Common flat-fee ranges for infidelity work:
- Basic package (background checks, social media, public records): $800–$1,500
- Standard surveillance (16–24 hours over 3–7 days): $2,200–$4,000
- Comprehensive (40+ hours, multiple surveillance days, digital investigation): $5,000–$8,000
Hybrid Pricing: The Practical Middle Ground
Smart investigators use a combination: a flat-fee base package plus hourly overages. Example: "$3,000 for 30 hours of surveillance; each additional hour at $80."
This structure protects you from underpricing while giving clients predictability for the core deliverable. If a case stays in scope, they know the fixed cost. If it expands, they understand the additional charge before accruing it.
You can also tier offerings—bronze/silver/gold packages at different flat rates—so clients self-select based on budget.
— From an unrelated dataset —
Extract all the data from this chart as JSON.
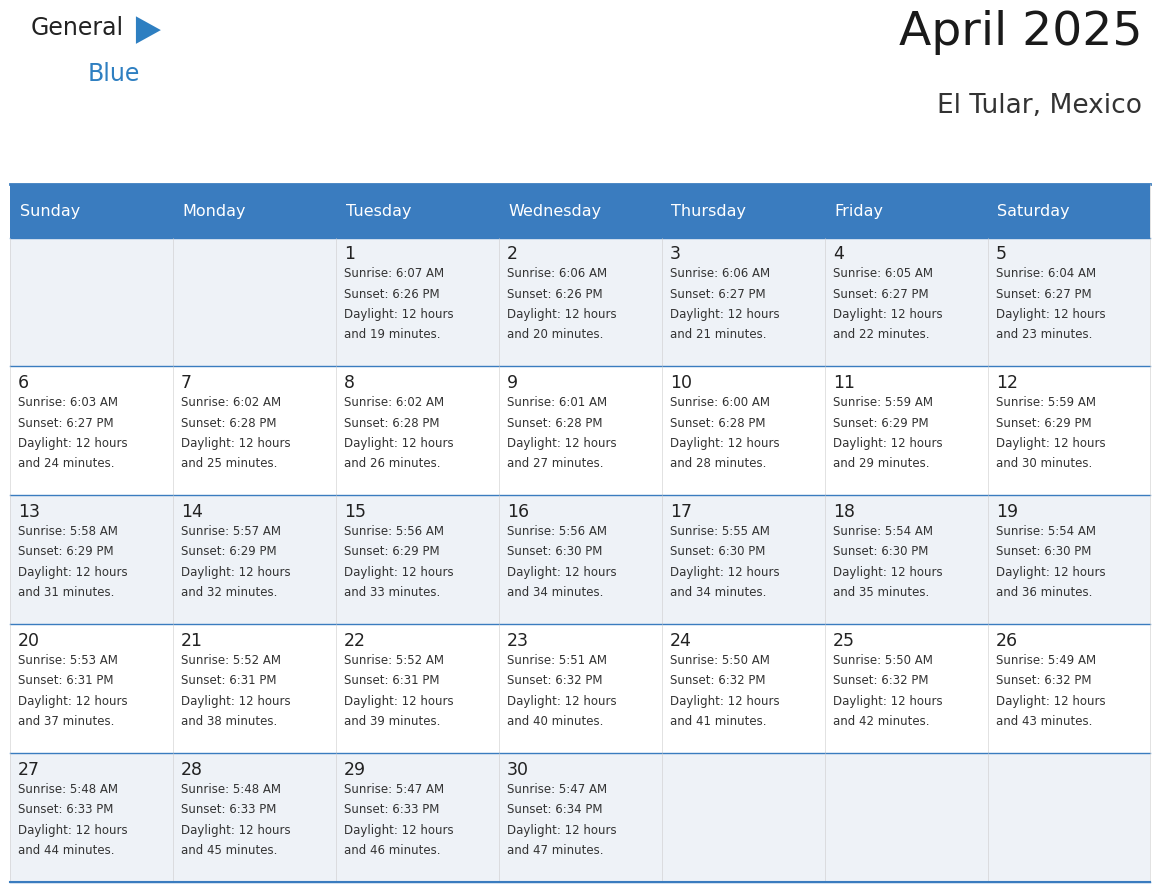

A "silver" surveillance package priced at $2,800 captures the mid-market buyer who won't spend $4,500 but will avoid the $1,200 budget option because it sounds too cheap to be credible.
What Actually Drives Your Choice
Your decision depends on three factors:
- Case predictability: High predictability favors flat fees. Low predictability favors hourly or hybrid.
- Competitive landscape: If local competitors advertise hourly rates, matching them keeps you in the conversation. If they're sparse, flat fees let you control the narrative.
- Client quality: Serious, committed clients accept flat fees. "Just checking" prospects hunt for cheap hourly rates and waste your sales time.
Listing your services and pricing clearly on Mercoly helps serious prospects find you and filters out tire-kickers, boosting your lead quality regardless of which model you choose.
Frequently Asked Questions
Q: Should I adjust pricing if a spouse asks me to expand the investigation mid-case? A: Yes. Document scope creep in writing with a revised estimate. If your original contract covers it, that's your baseline; any expansion triggers additional fees using your agreed-upon rate or a new flat fee for the added work.
Q: What if I quote a flat fee and the cheating partner disappears halfway through surveillance? A: Define your contract upfront: does the client get a refund, partial refund, or credit toward future work? Most investigators refund 50% if the subject leaves the jurisdiction or the case becomes impossible to investigate, since the deliverable can't be met.
Q: Do I charge for failed investigations (no evidence found)? A: Yes. Your time and expertise have value whether you find infidelity or confirm faithfulness. Frame it clearly in your contract and sales process: "You pay for investigation, not results."
Start with your actual case data—track hours and fees for your next 20 cases—then adjust your model to fit reality.